Electrochemical CO2 reduction to alcohols using flexible and rigid MOF electrocatalysts

Abstract

Metal–organic frameworks (MOFs) are a versatile class of materials with significant potential for electrochemical CO₂ reduction to multicarbon products. Most MOFs for electrocatalysis rely on benzene-ring-containing linkers, but their limited electrocatalytic activity hinders progress. Flexible MOFs, constructed from aliphatic-chain-containing linkers, offer an alternative due to their ability to respond to external stimuli such as electricity. Despite their potential, few studies have explored flexible MOFs for electrochemical CO₂ reduction to value-added liquid products. This work synthesized two MOFs using metal nuclei (Mg and Zn) and distinct organic linkers: oxalic acid and 2,5-dihydroxyterephthalic acid (H₄DOBDC, MOF-74).

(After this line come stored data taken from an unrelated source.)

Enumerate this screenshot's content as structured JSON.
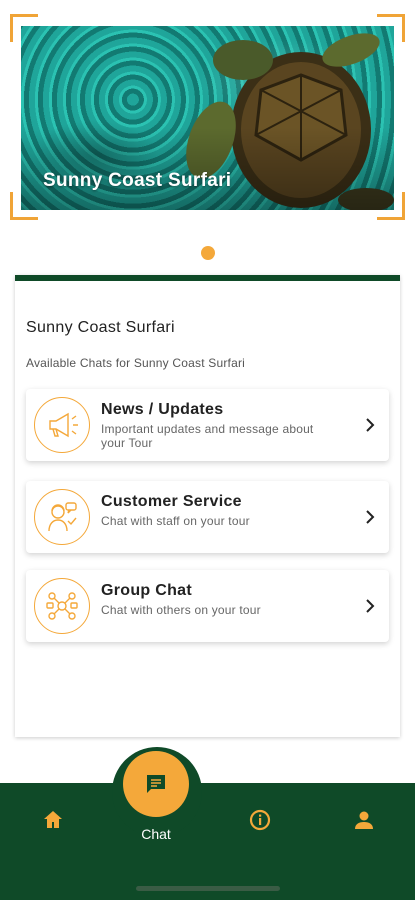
{
  "hero": {
    "title": "Sunny Coast Surfari"
  },
  "panel": {
    "title": "Sunny Coast Surfari",
    "subtitle": "Available Chats for Sunny Coast Surfari"
  },
  "chats": [
    {
      "title": "News / Updates",
      "description": "Important updates and message about your Tour",
      "icon": "megaphone-icon"
    },
    {
      "title": "Customer Service",
      "description": "Chat with staff on your tour",
      "icon": "support-agent-icon"
    },
    {
      "title": "Group Chat",
      "description": "Chat with others on your tour",
      "icon": "group-network-icon"
    }
  ],
  "nav": {
    "chat_label": "Chat",
    "items": [
      "home-icon",
      "chat-icon",
      "info-icon",
      "profile-icon"
    ]
  },
  "colors": {
    "accent": "#f4a83a",
    "brand_green": "#0f4a28"
  }
}
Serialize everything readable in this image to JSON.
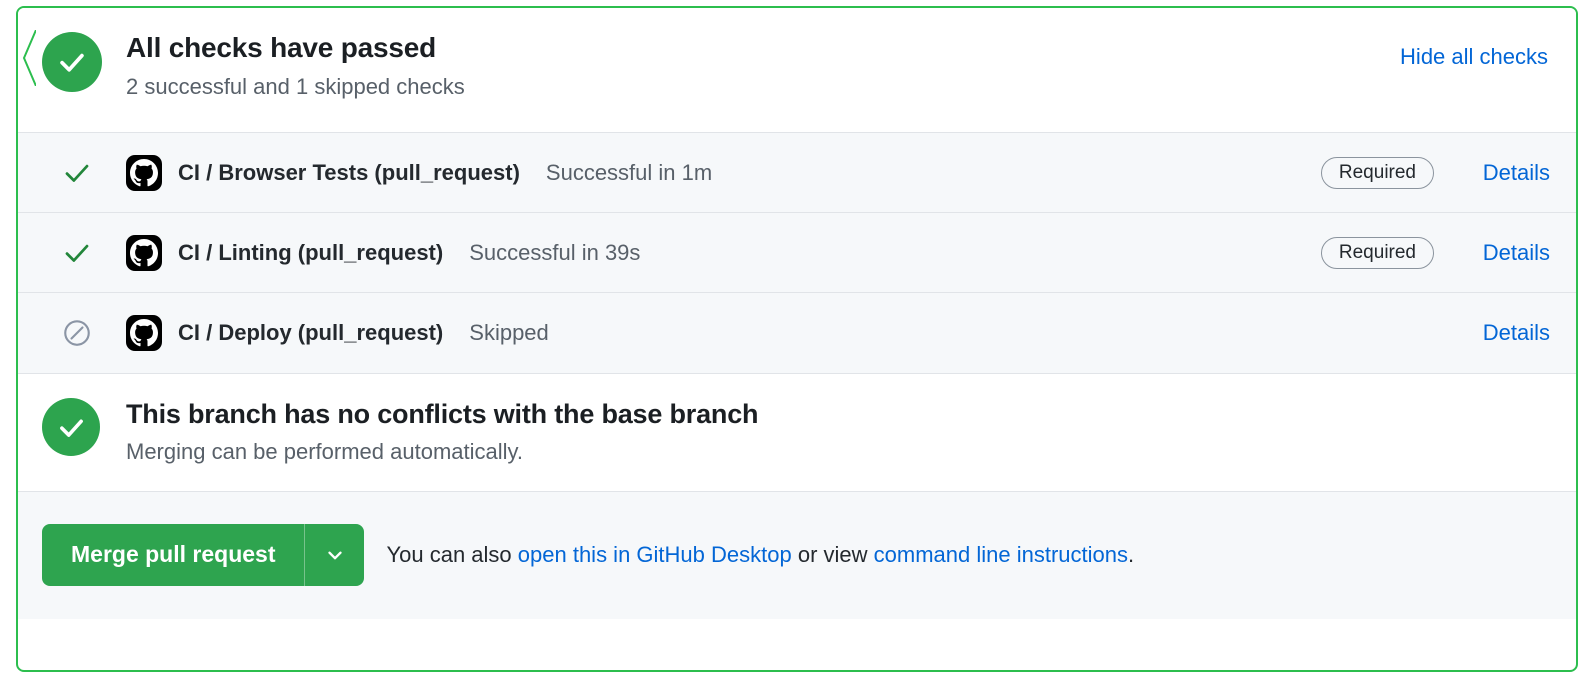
{
  "box": {
    "border_color": "#2cbe4e",
    "success_color": "#2da44e",
    "link_color": "#0366d6"
  },
  "header": {
    "status_icon": "check-circle-icon",
    "title": "All checks have passed",
    "subtitle": "2 successful and 1 skipped checks",
    "action_label": "Hide all checks"
  },
  "checks": [
    {
      "status_icon": "check-icon",
      "avatar_icon": "github-octocat-icon",
      "name": "CI / Browser Tests (pull_request)",
      "description": "Successful in 1m",
      "required_label": "Required",
      "details_label": "Details"
    },
    {
      "status_icon": "check-icon",
      "avatar_icon": "github-octocat-icon",
      "name": "CI / Linting (pull_request)",
      "description": "Successful in 39s",
      "required_label": "Required",
      "details_label": "Details"
    },
    {
      "status_icon": "skipped-icon",
      "avatar_icon": "github-octocat-icon",
      "name": "CI / Deploy (pull_request)",
      "description": "Skipped",
      "required_label": "",
      "details_label": "Details"
    }
  ],
  "conflicts": {
    "status_icon": "check-circle-icon",
    "title": "This branch has no conflicts with the base branch",
    "subtitle": "Merging can be performed automatically."
  },
  "footer": {
    "merge_label": "Merge pull request",
    "caret_icon": "chevron-down-icon",
    "text_before": "You can also ",
    "link_desktop": "open this in GitHub Desktop",
    "text_middle": " or view ",
    "link_cli": "command line instructions",
    "text_after": "."
  }
}
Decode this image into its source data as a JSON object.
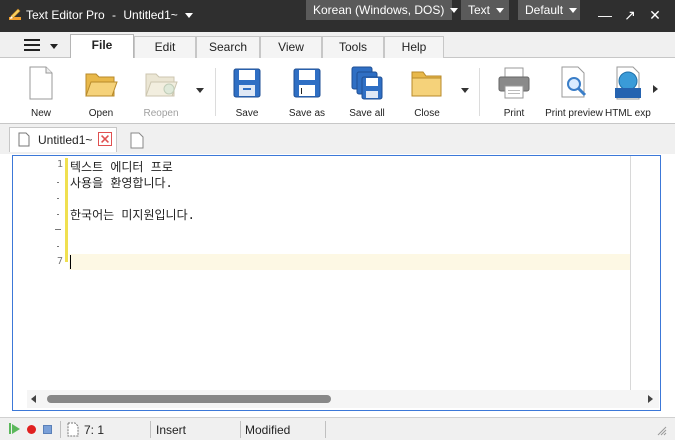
{
  "window": {
    "app_name": "Text Editor Pro",
    "separator": "-",
    "doc_title": "Untitled1~",
    "encoding": "Korean (Windows, DOS)",
    "mode": "Text",
    "theme": "Default",
    "controls": {
      "minimize": "—",
      "maximize": "↗",
      "close": "✕"
    }
  },
  "ribbon_tabs": [
    "File",
    "Edit",
    "Search",
    "View",
    "Tools",
    "Help"
  ],
  "ribbon": {
    "new": "New",
    "open": "Open",
    "reopen": "Reopen",
    "save": "Save",
    "save_as": "Save as",
    "save_all": "Save all",
    "close": "Close",
    "print": "Print",
    "print_preview": "Print preview",
    "html_export": "HTML export"
  },
  "doc_tab": {
    "label": "Untitled1~"
  },
  "editor": {
    "line_numbers": {
      "first": "1",
      "last": "7"
    },
    "lines": [
      "텍스트 에디터 프로",
      "사용을 환영합니다.",
      "",
      "한국어는 미지원입니다.",
      "",
      "",
      ""
    ],
    "scroll_fraction": 0.48
  },
  "status": {
    "position": "7: 1",
    "insert_mode": "Insert",
    "modified": "Modified"
  },
  "colors": {
    "titlebar": "#2f2f2f",
    "accent": "#3c78d8",
    "change_bar": "#f0e050",
    "current_line": "#fdf8e4"
  }
}
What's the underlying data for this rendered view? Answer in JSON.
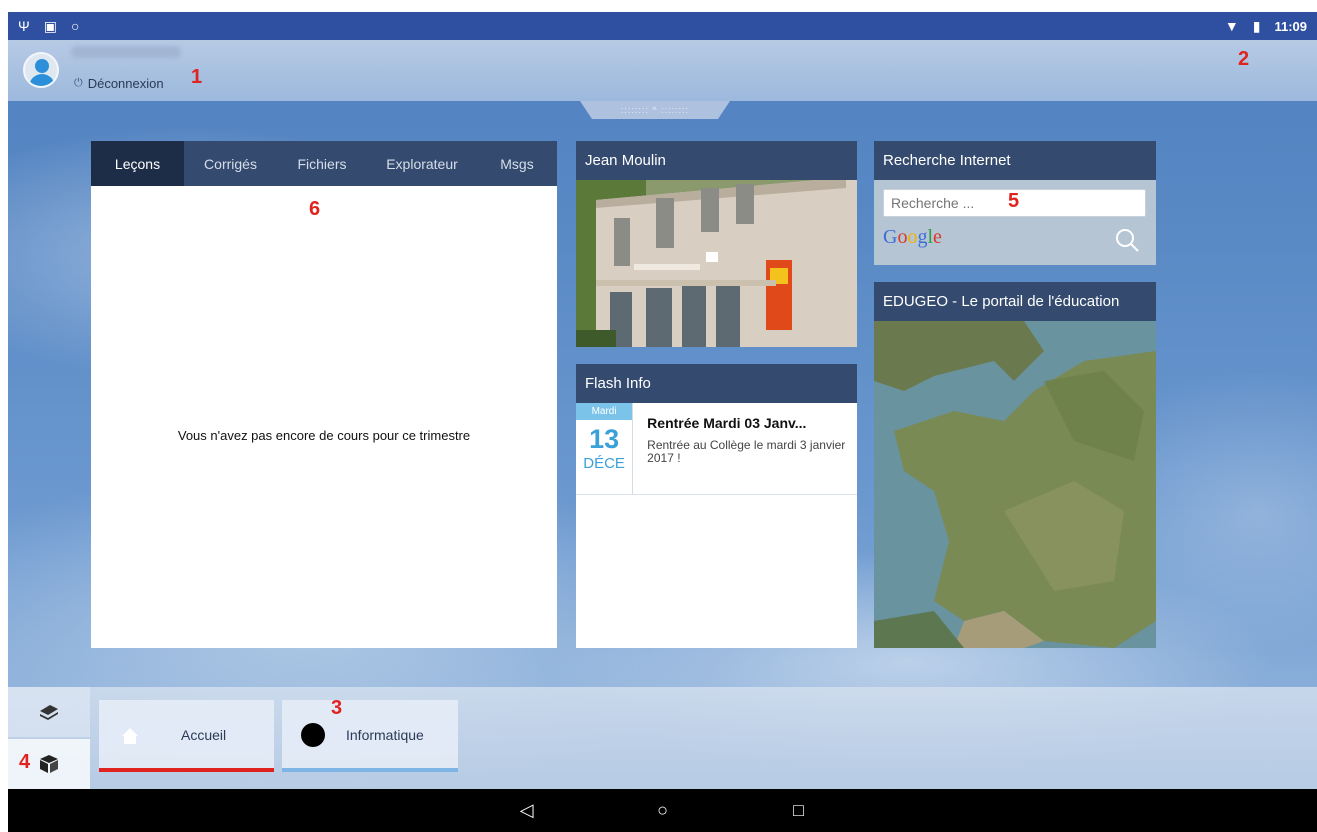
{
  "status_bar": {
    "left_icons": [
      "usb-icon",
      "sd-card-icon",
      "sync-icon"
    ],
    "right_icons": [
      "wifi-icon",
      "battery-icon"
    ],
    "time": "11:09"
  },
  "topbar": {
    "logout_label": "Déconnexion"
  },
  "annotations": [
    "1",
    "2",
    "3",
    "4",
    "5",
    "6"
  ],
  "lessons": {
    "tabs": [
      "Leçons",
      "Corrigés",
      "Fichiers",
      "Explorateur",
      "Msgs"
    ],
    "active_tab": "Leçons",
    "empty_message": "Vous n'avez pas encore de cours pour ce trimestre"
  },
  "school": {
    "title": "Jean Moulin"
  },
  "flash": {
    "title": "Flash Info",
    "item": {
      "day_name": "Mardi",
      "day": "13",
      "month": "DÉCE",
      "title": "Rentrée Mardi 03 Janv...",
      "body": "Rentrée au Collège le mardi 3 janvier 2017 !"
    }
  },
  "search": {
    "title": "Recherche Internet",
    "placeholder": "Recherche ...",
    "google": [
      "G",
      "o",
      "o",
      "g",
      "l",
      "e"
    ]
  },
  "edugeo": {
    "title": "EDUGEO - Le portail de l'éducation"
  },
  "bottom": {
    "tabs": [
      {
        "label": "Accueil",
        "accent": "#e0231f"
      },
      {
        "label": "Informatique",
        "accent": "#7fb4e6"
      }
    ]
  },
  "colors": {
    "header": "#344a6e",
    "accent_red": "#e0231f",
    "status_bar": "#2f4fa0"
  }
}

Electrochemical analysis revealed that the flexible MOF derived from oxalic acid exhibited superior charge transport properties, as confirmed by electrochemical impedance spectroscopy (EIS). Structural and chemical analyses, such as TEM, XRD, XPS, and acidity tests with pyridine, were performed using the synthesized MOFs. In situ ATR-FTIR during electrolysis and post-electrolysis using ¹H NMR revealed the production of diverse carbon products, including ethanol, isopropanol, and methanol. The oxalic acid MOF demonstrated superior selectivity over well-known MOF-74 at −0.19 V vs. RHE. This study highlights the advantages of flexible MOFs over conventional benzene-based frameworks and paves the way for their application in CO₂ electroreduction to liquid products.